Kobe is perhaps most known for the characteristic that allowed him to be so great for so long — his unrelenting competitiveness, or, as it is better known by fans and opponents, “the Mamba Mentality.”
Even his greatest naysayers would never doubt Kobe’s work ethic. In his own words, the Mamba Mentality “means to be able to constantly try to be the best version of yourself.” When it came down to his proudest accomplishment, Kobe had no shortage of accolades from which to choose. Rather than choose any of his five championships, his MVP award or any of the honors he won in between, however, he simply was most proud of the “hard work behind it.”
There are countless moments where this will to win at whatever cost was clear, but one stands above the rest. In April 2013, Kobe ruptured his Achilles tendon in the fourth quarter of a regular season game against the Golden State Warriors. An Achilles injury is so damaging, some players have chosen to just retire rather than attempt to come back from it. Kobe, however, stood up on his own strength to shoot two free throws on his ruptured Achilles. He made both of the shots and then powerfully limped off the court. The Lakers would go on to win that game by two points. Kobe’s relentless commitment to the game has inspired an entire generation of athletes and will continue to serve as the model of sports greatness for years to come.
Since retiring in 2016, Kobe has continued to serve as a role model. In 2018, he won an Academy Award for his short film “Dear Basketball.” Kobe also dedicated his time to raising his four daughters: Natalia, Gianna, Bianka and Capri.
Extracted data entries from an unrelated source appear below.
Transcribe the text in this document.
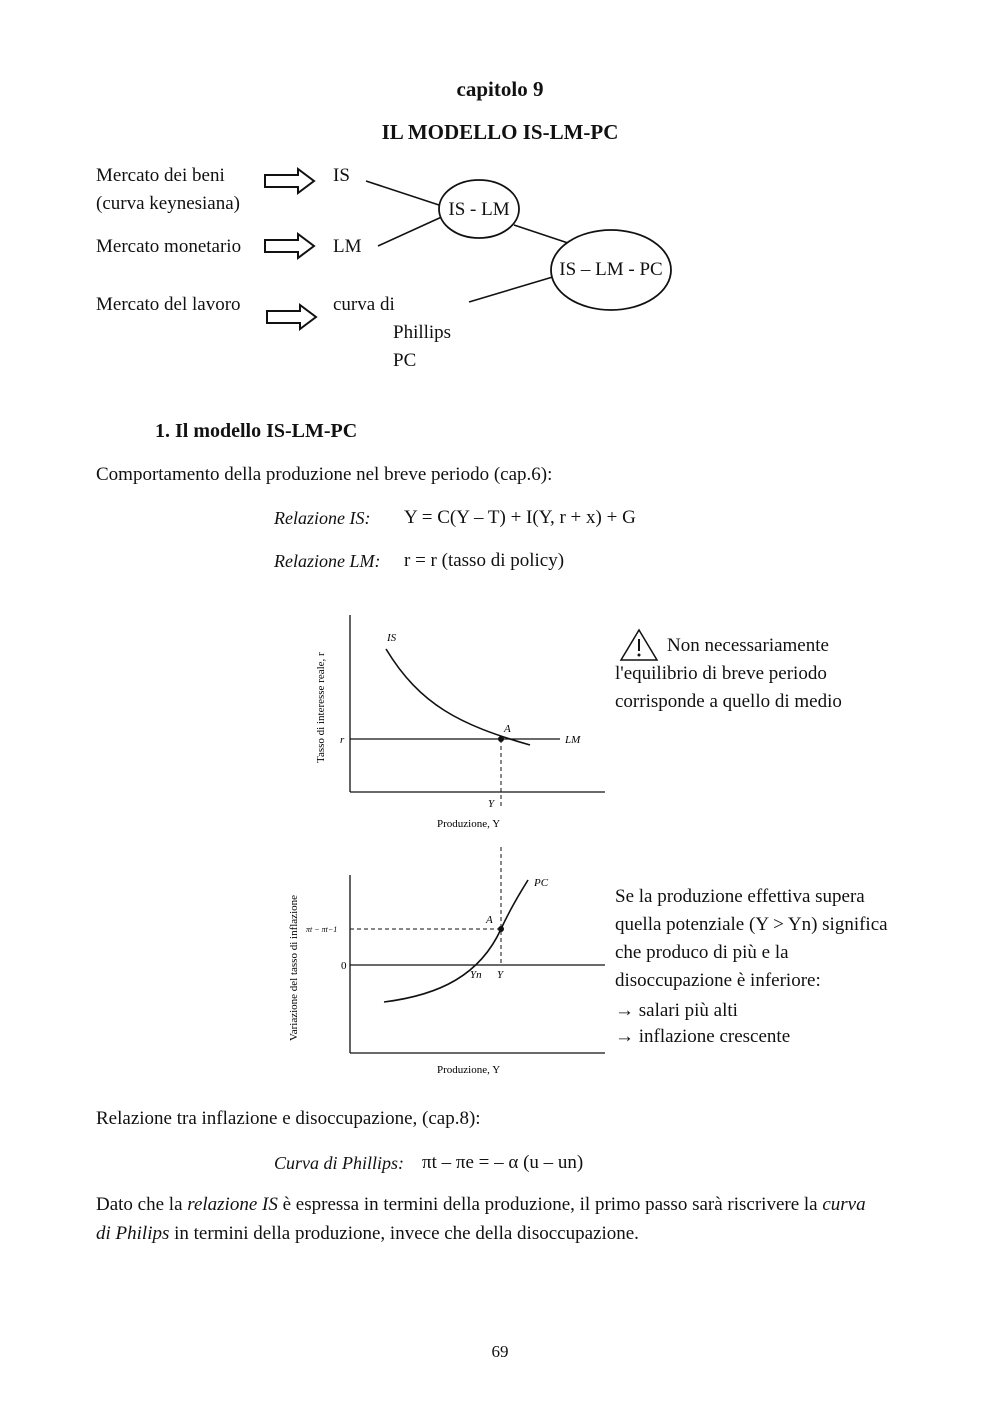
capitolo 9
IL MODELLO IS-LM-PC
Mercato dei beni
(curva keynesiana)
Mercato monetario
Mercato del lavoro
IS
LM
curva di
Phillips
PC
IS - LM
IS – LM - PC
1. Il modello IS-LM-PC
Comportamento della produzione nel breve periodo (cap.6):
Relazione IS: Y = C(Y – T) + I(Y, r + x) + G
Relazione LM: r = r (tasso di policy)
IS
LM
r
A
Y
Produzione, Y
Tasso di interesse reale, r
Non necessariamente
l'equilibrio di breve periodo
corrisponde a quello di medio
PC
A
πt − πt−1
0
Yn Y
Produzione, Y
Variazione del tasso di inflazione	Se la produzione effettiva supera
quella potenziale (Y > Yn) significa
che produco di più e la
disoccupazione è inferiore:
→ salari più alti
→ inflazione crescente
Relazione tra inflazione e disoccupazione, (cap.8):
Curva di Phillips: πt – πe = – α (u – un)
Dato che la relazione IS è espressa in termini della produzione, il primo passo sarà riscrivere la curva
di Philips in termini della produzione, invece che della disoccupazione.
69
This week, the NBA and its players have commemorated Kobe. Many teams have taken eight- and 24-second shot clock violations in honor of Kobe’s two jersey numbers during his career. The Dallas Mavericks have retired his number 24. Meanwhile, players across the league such as Spencer Dinwiddie and Terrence Ross have changed their numbers from the number eight, unofficially retiring it. Kobe will be entered in the Naismith Memorial Basketball Hall of Fame later this year, according to Hall of Fame Chairman Jerry Colangelo, circumventing the standard voting process and inducting him as a first-ballot Hall of Famer.
In his career, Kobe was often compared to his contemporaries. He was referred to as “the closest thing to Michael Jordan.” You can compare points, championships and style all you want, but the numbers are not what made him great. The greatest quality Kobe had was his power to captivate the sports world every time he took to the court. His mark on the game and on those who watched it will last forever. For a generation of kids who wore the number 24, bit their jerseys and said his name as they airballed a napkin into their bedroom trash can, he will never be forgotten.